Article de presse

Mobilité urbaine : Mobilys valorise 5 années de R&D


Créée il y a tout juste un an à Calais, Mobilys développe des véhicules électriques dotés d’un groupe électrogène à moteur thermique pour le rechargement des batteries. La Little commence à être commercialisée tandis que la jeune entreprise est en train de valoriser les 5 années de R&D ayant précédé sa création et prépare une augmentation de capital avec l’aide du capital investissement régional.

Le véhicule électrique à prolongateur d’autonomie », voilà ce que commence à commercialiser une jeune entreprise de Calais (Nord). Créée il y a un an par Damien Biro, Mobilys a derrière elle cinq années de recherche et développement confiée à un bureau d’études de la région parisienne et financée par des partenariats avec Total, la région Ile-de-France et l’incubateur du plateau de Saclay Incuballiance. L’idée de Damien était simple, « les principaux problèmes pour le développement des véhicules électriques sont l’absence de réseaux de rechargement des batteries et le prix de ces dernières liées notamment au poids des véhicules ». La solution s’impose alors : il suffira de créer des véhicules légers, à faible autonomie pour limiter la puissance de la batterie, mais embarquant un groupe électrogène fonctionnant à l’aide d’un moteur thermique.

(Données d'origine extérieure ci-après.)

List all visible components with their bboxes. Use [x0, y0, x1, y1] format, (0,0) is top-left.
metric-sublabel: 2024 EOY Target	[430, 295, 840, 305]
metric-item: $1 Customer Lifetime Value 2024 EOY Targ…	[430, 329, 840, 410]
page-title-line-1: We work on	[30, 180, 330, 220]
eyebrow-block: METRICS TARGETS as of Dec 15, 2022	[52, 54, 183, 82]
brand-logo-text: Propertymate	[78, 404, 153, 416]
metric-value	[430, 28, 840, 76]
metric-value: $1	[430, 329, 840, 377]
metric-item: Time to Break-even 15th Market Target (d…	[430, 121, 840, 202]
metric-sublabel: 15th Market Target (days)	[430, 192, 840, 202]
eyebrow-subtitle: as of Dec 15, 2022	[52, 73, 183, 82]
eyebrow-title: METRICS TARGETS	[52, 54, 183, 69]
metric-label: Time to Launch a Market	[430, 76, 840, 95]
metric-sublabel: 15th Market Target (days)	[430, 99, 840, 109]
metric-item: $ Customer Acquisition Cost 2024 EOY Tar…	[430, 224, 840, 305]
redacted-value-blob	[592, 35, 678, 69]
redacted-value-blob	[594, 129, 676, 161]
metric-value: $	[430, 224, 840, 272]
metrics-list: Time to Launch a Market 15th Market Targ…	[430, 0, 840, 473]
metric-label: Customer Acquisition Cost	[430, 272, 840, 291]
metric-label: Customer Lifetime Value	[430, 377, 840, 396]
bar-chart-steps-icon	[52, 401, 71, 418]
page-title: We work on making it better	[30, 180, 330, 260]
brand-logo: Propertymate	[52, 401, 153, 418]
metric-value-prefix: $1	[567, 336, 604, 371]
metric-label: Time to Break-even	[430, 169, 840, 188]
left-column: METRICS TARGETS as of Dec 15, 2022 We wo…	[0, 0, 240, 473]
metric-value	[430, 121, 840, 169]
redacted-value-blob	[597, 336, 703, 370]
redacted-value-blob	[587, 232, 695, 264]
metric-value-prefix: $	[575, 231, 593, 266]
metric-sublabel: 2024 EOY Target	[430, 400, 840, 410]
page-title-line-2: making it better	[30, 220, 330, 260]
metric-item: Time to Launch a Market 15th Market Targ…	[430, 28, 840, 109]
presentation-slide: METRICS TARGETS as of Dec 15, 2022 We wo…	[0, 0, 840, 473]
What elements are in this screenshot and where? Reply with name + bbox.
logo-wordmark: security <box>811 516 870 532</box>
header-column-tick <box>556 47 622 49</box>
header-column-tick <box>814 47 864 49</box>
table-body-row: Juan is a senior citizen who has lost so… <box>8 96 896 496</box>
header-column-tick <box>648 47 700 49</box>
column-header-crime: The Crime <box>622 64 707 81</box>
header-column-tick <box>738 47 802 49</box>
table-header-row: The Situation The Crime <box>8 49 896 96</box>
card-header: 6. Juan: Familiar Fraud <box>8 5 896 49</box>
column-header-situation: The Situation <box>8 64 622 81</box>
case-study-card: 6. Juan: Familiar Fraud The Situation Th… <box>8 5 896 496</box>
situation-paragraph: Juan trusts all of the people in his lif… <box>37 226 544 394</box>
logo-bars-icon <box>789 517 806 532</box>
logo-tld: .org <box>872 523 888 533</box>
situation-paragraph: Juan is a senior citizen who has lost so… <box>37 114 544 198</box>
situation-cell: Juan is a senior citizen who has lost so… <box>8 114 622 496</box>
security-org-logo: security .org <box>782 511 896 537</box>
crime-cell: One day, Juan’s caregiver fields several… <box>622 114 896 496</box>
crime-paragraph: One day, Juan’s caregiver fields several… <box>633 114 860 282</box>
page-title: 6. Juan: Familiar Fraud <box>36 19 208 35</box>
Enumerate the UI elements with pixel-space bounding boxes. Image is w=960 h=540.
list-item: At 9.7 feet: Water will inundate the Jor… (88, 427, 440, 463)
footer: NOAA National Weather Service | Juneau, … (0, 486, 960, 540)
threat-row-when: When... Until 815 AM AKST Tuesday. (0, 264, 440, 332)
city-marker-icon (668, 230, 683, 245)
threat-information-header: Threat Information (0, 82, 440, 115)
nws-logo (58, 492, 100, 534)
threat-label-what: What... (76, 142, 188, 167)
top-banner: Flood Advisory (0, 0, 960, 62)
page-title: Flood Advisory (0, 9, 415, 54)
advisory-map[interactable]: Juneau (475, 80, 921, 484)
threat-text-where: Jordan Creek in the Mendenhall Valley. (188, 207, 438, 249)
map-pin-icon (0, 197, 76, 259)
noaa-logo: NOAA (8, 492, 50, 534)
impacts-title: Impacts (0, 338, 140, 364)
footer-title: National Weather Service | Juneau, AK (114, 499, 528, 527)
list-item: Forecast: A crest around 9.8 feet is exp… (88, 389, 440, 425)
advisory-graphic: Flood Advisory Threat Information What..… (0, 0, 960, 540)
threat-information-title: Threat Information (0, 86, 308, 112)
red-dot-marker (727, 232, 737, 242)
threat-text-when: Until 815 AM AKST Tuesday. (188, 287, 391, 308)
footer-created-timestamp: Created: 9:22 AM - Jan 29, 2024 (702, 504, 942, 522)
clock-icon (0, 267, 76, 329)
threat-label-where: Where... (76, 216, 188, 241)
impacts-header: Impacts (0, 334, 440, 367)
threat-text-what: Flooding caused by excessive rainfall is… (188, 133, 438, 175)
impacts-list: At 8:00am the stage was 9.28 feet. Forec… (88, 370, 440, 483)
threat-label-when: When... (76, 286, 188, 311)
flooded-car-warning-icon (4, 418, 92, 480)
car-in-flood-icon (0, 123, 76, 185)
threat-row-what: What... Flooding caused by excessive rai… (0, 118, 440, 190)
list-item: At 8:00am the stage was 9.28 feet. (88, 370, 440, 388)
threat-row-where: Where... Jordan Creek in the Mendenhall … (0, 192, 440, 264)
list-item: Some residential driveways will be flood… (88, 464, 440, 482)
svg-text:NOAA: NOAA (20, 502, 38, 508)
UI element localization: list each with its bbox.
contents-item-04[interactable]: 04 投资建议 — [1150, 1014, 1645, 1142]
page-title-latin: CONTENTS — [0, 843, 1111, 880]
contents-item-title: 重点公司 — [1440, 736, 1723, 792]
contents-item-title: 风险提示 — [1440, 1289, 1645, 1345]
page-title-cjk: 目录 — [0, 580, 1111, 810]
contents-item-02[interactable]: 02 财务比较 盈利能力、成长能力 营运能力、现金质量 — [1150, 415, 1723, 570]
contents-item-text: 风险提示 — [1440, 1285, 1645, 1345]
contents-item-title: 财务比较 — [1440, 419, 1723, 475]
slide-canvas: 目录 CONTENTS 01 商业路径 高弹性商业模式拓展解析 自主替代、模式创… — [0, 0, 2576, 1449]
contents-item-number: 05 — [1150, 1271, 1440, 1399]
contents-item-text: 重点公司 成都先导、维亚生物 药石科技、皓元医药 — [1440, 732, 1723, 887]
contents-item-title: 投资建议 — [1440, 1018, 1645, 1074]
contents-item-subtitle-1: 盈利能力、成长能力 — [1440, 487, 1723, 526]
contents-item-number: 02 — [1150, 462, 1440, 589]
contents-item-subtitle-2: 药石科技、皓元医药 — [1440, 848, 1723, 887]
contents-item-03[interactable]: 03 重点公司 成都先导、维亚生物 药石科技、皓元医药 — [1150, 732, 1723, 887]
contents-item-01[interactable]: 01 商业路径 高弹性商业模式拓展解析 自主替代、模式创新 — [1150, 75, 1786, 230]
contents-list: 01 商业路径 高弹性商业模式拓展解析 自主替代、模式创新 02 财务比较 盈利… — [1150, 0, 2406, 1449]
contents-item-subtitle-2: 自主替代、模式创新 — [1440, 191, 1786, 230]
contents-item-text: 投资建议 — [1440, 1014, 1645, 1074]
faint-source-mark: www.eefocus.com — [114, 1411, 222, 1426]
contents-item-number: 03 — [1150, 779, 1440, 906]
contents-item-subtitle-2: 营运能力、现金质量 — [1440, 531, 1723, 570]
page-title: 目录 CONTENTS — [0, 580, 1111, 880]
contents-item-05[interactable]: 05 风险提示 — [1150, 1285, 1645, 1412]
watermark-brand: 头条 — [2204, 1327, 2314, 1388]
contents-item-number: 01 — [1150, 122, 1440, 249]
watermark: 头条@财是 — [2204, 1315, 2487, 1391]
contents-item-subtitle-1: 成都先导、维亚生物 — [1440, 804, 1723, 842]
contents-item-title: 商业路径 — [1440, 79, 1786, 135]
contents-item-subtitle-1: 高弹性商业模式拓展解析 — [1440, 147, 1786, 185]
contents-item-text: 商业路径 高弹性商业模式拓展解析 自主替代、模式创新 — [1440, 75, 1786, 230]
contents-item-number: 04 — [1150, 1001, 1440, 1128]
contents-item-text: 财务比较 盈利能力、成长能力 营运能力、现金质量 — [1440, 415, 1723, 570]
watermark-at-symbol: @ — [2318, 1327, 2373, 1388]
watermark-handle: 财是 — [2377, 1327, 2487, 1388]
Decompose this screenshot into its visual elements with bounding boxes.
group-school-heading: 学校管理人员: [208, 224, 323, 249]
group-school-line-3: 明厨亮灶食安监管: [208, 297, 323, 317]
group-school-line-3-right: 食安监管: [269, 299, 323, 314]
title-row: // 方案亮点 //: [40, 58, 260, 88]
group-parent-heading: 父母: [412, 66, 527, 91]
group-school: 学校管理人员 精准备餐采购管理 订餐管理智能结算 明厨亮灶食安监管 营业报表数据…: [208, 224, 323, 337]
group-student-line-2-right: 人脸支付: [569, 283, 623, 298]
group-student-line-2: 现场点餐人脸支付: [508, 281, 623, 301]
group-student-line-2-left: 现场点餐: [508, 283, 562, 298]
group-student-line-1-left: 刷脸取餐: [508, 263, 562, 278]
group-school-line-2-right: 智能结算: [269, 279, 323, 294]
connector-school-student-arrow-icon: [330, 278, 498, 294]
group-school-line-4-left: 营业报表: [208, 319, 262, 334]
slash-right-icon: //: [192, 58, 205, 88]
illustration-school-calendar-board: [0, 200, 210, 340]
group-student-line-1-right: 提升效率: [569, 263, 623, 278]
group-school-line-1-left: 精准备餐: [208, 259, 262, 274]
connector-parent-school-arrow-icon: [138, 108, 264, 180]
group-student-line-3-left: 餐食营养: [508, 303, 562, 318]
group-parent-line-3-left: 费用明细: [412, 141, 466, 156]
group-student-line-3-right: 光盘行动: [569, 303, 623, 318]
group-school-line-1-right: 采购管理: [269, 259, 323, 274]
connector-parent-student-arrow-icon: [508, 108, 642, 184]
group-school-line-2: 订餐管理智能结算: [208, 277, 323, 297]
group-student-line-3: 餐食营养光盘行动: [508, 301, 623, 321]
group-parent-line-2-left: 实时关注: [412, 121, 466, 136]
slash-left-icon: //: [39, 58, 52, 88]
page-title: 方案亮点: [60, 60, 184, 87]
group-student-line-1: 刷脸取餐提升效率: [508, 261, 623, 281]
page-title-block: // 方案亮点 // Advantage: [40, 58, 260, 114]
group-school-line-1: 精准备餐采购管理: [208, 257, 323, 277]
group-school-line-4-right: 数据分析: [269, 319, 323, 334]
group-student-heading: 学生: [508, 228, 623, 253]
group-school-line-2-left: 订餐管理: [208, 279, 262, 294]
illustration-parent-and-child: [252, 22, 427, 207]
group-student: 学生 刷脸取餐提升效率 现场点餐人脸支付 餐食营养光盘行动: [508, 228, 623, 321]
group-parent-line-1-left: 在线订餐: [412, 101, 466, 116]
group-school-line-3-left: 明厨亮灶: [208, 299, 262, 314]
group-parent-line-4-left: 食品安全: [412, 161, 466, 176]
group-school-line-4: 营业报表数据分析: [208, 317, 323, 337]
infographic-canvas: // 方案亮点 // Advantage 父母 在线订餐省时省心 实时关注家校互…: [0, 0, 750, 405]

Un véhicule léger et une batterie à petit prix

C’est ainsi qu’est née La Little, un véhicule de type Méhari déclinable en 2 ou 4 places, avec diverses options en carrosserie. L’autonomie de sa batterie n’excède pas les 100 kilomètres, mais quand elle est à plat deux options se présentent, la recharger sur une prise de secteur ordinaire ou, mettre en route le groupe qui recharge la batterie et permet à cette dernière de continuer à faire fonctionner la propulsion. Au passage, le coût de cette batterie s’élève à environ 1 500 € l’unité. Le principe a séduit le constructeur italien Piaggio. Du coup, l’entreprise propose également des Piaggio porteurs équipés de son système. Depuis le début de l’année, Mobilys a enregistré dix commandes, dont quatre de la ville de Calais qui a décidé d’en équiper certains de ses services.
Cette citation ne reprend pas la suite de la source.